Using this would bring the cost down to $157.95, a savings of $131.98...wow!
Pleasant Hill, CA
1971 R75/5 SWB, 2000 R1100R
BMWMOA, Central Cal, IBA, MFS Ridercoach, ECV.
I've spent the last week (thanks to ADVRider) researching the differences between SPOT's 911 feature and a PLB (Personal Locator Beacon). I came across tons of info...enough to steer me clear of the SPOT if Search & Rescue is of prime importance. When it comes to SAR, sort of good doesn't cut it in my books.
Thats after speaking to people at SPOT and Cospas-Sarsat.
The trouble with SPOT and GEOS as far as SAR is concerned is that they are privately run and contract out. Do you really want that type of reliability when it comes to your life?
So in other words you've read a 60 page thread on ADV for "a week", have no first-hand experience, yet you want to come in hear and declare the SPOT as being unfit for life and death situations... along with not listing any alternative product - in that price range.

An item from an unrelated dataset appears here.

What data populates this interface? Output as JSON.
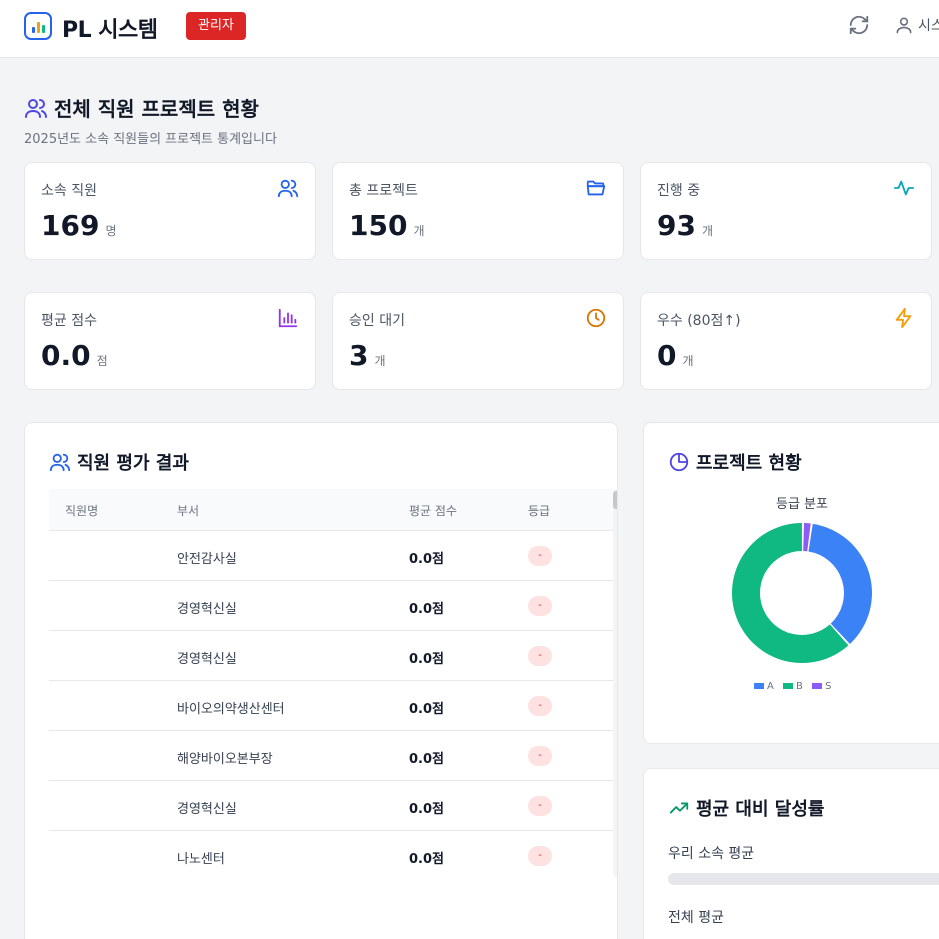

I've been following the SPOT thread on ADV too, except I've been following and posting on it with first hand experience as a SPOT owner since the day they came out. At no time have I felt like I would be putting myself in danger by carrying a SPOT.
Not everyone can afford a PLB, plus I really like the tracking and OK message feature. While there are limitations, it's my opinion that having a SPOT is better than not having anything at all to call for help, and from my extensive first-hand experience I do trust the SPOT to summons help if needed from the very good track record I've seen with the tracking and OK messaging when used correctly.
I'm not going to be irresponsible and come in here and declare the SPOT the best tool for all 911 type emergencies for everyone, as you shouldn't do the same saying it's not- with second hand information. Do you believe everything you read on the web??
Being "The Global Rider" some people might actually listen to your opinion and not buy one, then not have it for an emergency when they need it, all because you read some intranet forums... I'd say educating people with your extensive knowledge about SPOT's possible limitations (something you must know with all your "research" to form such a absolute opinion), or maybe teaching others proper usage for best results would be more productive than just giving your negative opinion about a product that actually could save someone's life.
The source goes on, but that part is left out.